Post-print of: Newell, S, Sanson-Fisher, RW, Girgis, A & Ackland, S 1999, 'The physical and psycho-social experiences of patients attending an outpatient medical oncology department: a cross-sectional study', European Journal of Cancer Care, vol. 8, no. 2, pp. 73-82.

Published version available from:

http://dx.doi.org/10.1046/j.1365-2354.1999.00125.x

Peer Reviewed

Peer-Reviewed

Abstract

The aim of this study was to assess the prevalence and predictors of physical symptoms, anxiety, depression and perceived needs among patients receiving treatment at an outpatient medical oncology department using a cross-sectional survey.

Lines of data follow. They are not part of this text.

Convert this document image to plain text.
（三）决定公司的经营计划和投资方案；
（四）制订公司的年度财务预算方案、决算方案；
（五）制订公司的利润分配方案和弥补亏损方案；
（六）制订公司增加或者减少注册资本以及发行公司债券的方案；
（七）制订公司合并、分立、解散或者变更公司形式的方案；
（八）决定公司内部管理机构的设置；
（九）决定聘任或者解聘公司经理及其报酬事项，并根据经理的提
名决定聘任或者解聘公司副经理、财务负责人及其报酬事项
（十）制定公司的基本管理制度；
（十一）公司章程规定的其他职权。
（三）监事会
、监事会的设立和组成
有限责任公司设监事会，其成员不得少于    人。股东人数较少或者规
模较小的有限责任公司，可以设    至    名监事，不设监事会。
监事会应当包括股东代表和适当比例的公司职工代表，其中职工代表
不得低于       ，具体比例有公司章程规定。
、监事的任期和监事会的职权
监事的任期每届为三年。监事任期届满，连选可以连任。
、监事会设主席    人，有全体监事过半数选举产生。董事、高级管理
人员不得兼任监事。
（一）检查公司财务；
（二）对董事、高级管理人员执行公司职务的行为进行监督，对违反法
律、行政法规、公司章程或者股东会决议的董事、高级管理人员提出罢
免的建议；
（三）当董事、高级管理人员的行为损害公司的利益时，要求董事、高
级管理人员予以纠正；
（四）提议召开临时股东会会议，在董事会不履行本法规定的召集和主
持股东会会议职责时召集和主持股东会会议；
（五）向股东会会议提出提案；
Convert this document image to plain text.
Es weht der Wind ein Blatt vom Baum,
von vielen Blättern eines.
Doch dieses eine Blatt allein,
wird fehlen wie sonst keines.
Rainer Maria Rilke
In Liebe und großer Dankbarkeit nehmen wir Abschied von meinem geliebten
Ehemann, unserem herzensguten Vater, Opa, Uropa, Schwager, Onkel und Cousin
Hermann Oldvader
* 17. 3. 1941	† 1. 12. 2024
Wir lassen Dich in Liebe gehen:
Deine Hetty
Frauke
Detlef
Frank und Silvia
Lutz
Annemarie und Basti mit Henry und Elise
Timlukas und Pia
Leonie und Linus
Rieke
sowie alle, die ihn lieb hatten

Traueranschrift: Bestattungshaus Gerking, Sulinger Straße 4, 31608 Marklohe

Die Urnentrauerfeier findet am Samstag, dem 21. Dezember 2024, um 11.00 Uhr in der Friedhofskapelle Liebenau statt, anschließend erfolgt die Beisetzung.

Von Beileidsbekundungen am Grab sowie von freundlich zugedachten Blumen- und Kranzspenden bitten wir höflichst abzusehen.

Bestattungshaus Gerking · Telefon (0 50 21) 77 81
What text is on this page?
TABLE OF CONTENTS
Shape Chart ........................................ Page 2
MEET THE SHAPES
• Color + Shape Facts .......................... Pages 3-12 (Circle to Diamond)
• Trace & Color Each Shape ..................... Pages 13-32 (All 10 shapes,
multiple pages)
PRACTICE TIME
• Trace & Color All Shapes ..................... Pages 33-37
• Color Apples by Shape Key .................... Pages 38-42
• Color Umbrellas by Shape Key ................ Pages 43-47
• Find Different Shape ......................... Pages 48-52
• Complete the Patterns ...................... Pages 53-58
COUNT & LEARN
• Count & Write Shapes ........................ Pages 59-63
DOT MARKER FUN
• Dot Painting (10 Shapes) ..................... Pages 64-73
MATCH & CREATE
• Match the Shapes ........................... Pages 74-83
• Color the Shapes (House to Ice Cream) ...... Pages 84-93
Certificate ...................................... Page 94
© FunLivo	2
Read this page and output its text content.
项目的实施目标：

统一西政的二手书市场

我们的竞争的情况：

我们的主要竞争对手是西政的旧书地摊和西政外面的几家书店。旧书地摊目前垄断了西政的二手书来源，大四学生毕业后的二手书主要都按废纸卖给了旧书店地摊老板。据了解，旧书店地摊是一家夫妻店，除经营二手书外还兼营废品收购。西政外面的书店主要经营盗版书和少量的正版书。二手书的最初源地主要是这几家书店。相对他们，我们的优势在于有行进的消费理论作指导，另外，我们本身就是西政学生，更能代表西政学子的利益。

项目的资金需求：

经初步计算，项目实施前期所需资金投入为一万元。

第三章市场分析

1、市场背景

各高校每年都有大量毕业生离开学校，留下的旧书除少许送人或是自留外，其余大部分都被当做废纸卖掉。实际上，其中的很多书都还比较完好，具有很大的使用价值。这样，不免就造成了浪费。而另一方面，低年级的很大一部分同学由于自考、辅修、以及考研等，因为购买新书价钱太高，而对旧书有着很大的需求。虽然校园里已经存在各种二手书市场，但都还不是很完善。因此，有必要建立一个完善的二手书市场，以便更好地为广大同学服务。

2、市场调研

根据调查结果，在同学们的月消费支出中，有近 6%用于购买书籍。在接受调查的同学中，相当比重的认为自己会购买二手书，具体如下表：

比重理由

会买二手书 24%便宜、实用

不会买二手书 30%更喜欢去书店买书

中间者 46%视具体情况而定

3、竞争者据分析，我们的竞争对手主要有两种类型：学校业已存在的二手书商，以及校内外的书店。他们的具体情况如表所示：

It was carried out at the outpatient clinic of an academic medical oncology department, which sees around 150–180 outpatients each week; 201 patients were selected. These patients answered questions to assess their levels of anxiety and depression (Hospital Anxiety and Depression Scale), perceived needs (Cancer Needs Questionnaire)and the frequency and severity of 15 physical symptoms. Fatigue, nausea, appetite loss and vomiting were the most commonly experienced and most debilitating physical symptoms. Approximately 25% of participants had borderline or clinical levels of anxiety and depression. Although relatively low levels of perceived needs were reported, physical and psychological needs were the most common. Levels of each outcome measure tended to be predictive of each other. Medical oncology outpatients experience a wide range of physical and psycho-social problems which appear, to some extent, interrelated.